Take a similar approach in conversations with friends. “You have to be intentional about asking yourself, ‘Am I doing this as a way of solving the problem or processing my feelings, or am I just trying to unload?’” Dr. Martin says. If you feel like you just have to get something off your chest, give yourself a cutoff, like a minute or two, to prevent too much ruminating. You can even ask your friend to set a timer and hold you to it.

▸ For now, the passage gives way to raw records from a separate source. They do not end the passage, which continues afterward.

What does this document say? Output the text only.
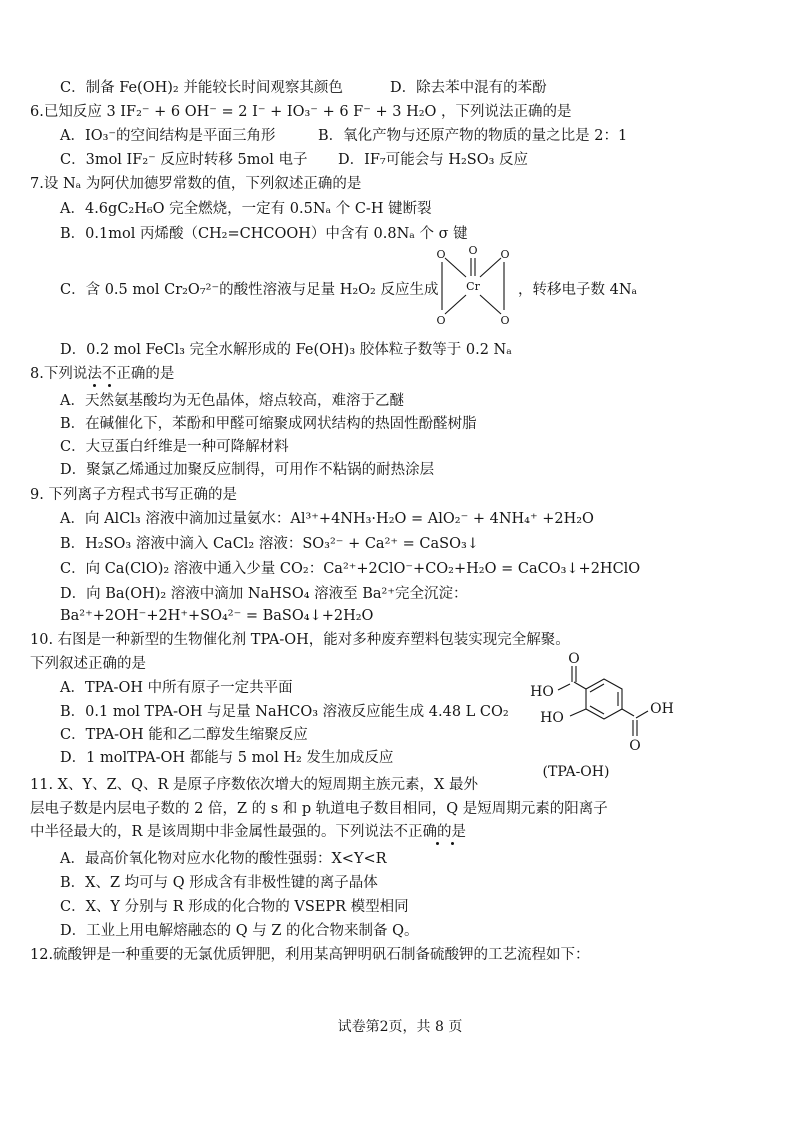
C．制备 Fe(OH)₂ 并能较长时间观察其颜色	D．除去苯中混有的苯酚
6.已知反应 3 IF₂⁻ + 6 OH⁻ = 2 I⁻ + IO₃⁻ + 6 F⁻ + 3 H₂O ，下列说法正确的是
A．IO₃⁻的空间结构是平面三角形	B．氧化产物与还原产物的物质的量之比是 2：1
C．3mol IF₂⁻ 反应时转移 5mol 电子 D．IF₇可能会与 H₂SO₃ 反应
7.设 Nₐ 为阿伏加德罗常数的值，下列叙述正确的是
A．4.6gC₂H₆O 完全燃烧，一定有 0.5Nₐ 个 C-H 键断裂
B．0.1mol 丙烯酸（CH₂=CHCOOH）中含有 0.8Nₐ 个 σ 键
C．含 0.5 mol Cr₂O₇²⁻的酸性溶液与足量 H₂O₂ 反应生成
O O O
Cr
O	O
，转移电子数 4Nₐ
D．0.2 mol FeCl₃ 完全水解形成的 Fe(OH)₃ 胶体粒子数等于 0.2 Nₐ
8.下列说法不正确的是
A．天然氨基酸均为无色晶体，熔点较高，难溶于乙醚
B．在碱催化下，苯酚和甲醛可缩聚成网状结构的热固性酚醛树脂
C．大豆蛋白纤维是一种可降解材料
D．聚氯乙烯通过加聚反应制得，可用作不粘锅的耐热涂层
9. 下列离子方程式书写正确的是
A．向 AlCl₃ 溶液中滴加过量氨水：Al³⁺+4NH₃·H₂O = AlO₂⁻ + 4NH₄⁺ +2H₂O
B．H₂SO₃ 溶液中滴入 CaCl₂ 溶液：SO₃²⁻ + Ca²⁺ = CaSO₃↓
C．向 Ca(ClO)₂ 溶液中通入少量 CO₂：Ca²⁺+2ClO⁻+CO₂+H₂O = CaCO₃↓+2HClO
D．向 Ba(OH)₂ 溶液中滴加 NaHSO₄ 溶液至 Ba²⁺完全沉淀：
Ba²⁺+2OH⁻+2H⁺+SO₄²⁻ = BaSO₄↓+2H₂O
10. 右图是一种新型的生物催化剂 TPA-OH，能对多种废弃塑料包装实现完全解聚。
下列叙述正确的是
A．TPA-OH 中所有原子一定共平面
B．0.1 mol TPA-OH 与足量 NaHCO₃ 溶液反应能生成 4.48 L CO₂
C．TPA-OH 能和乙二醇发生缩聚反应
D．1 molTPA-OH 都能与 5 mol H₂ 发生加成反应
O
HO
HO
OH
O
(TPA-OH)
11. X、Y、Z、Q、R 是原子序数依次增大的短周期主族元素，X 最外
层电子数是内层电子数的 2 倍，Z 的 s 和 p 轨道电子数目相同，Q 是短周期元素的阳离子
中半径最大的，R 是该周期中非金属性最强的。下列说法不正确的是
A．最高价氧化物对应水化物的酸性强弱：X<Y<R
B．X、Z 均可与 Q 形成含有非极性键的离子晶体
C．X、Y 分别与 R 形成的化合物的 VSEPR 模型相同
D．工业上用电解熔融态的 Q 与 Z 的化合物来制备 Q。
12.硫酸钾是一种重要的无氯优质钾肥，利用某高钾明矾石制备硫酸钾的工艺流程如下：
试卷第2页，共 8 页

Another underrated form of healthy rage expression that beats venting? Getting creative. Paint, write poetry, make music. (For a simple art therapy session, Stewart recommends choosing a color that represents your anger and drawing or painting with it.) This lets you channel your emotions into what you’re creating, Dr. Boateng says.

3. Instead of “getting your anger out,” channel it into meaningful action.

“Anger alerts you to injustice,” Dr. Martin says. “It also energizes you to confront that injustice.” In other words, your anger is wise—and it’s fuel you can use. Taking small steps to help right the wrong that’s triggering your anger “is a healthy way to address the root of that feeling, versus just sitting with the injustice and letting yourself stew with it,” Stewart explains. (Or screaming expletives or hurling axes into the void.)

Your actions won’t solve the problem, but they will help you reclaim some agency—instead of resigning to the helplessness or hopelessness that can often accompany anger at political or societal forces, Dr. Martin says. “Doing the little things that you can do—or maybe the big things—can be empowering, because it [restores] some balance and makes things feel a little bit more right.”

As for which actions to take, think about what’s in your control and look to your anger for guidance. Dr. Boateng recommends asking yourself, What is my anger telling me about what matters to me? What action is my anger asking me to take?

If you feel voiceless, for example, maybe you’ll want to vocalize your anger at a protest, write or call your representatives, start a Substack, or pen a fiery letter to the editor. If you’re indignant on behalf of vulnerable communities being harmed, like trans people or immigrants, then give your time or money to support them. If you feel powerless, join a local organization advocating for a cause you care about, or donate a dollar every time you get super pissed. “Think about, what are the things I can do?” Dr. Martin says. “And lean into those things, no matter how small.”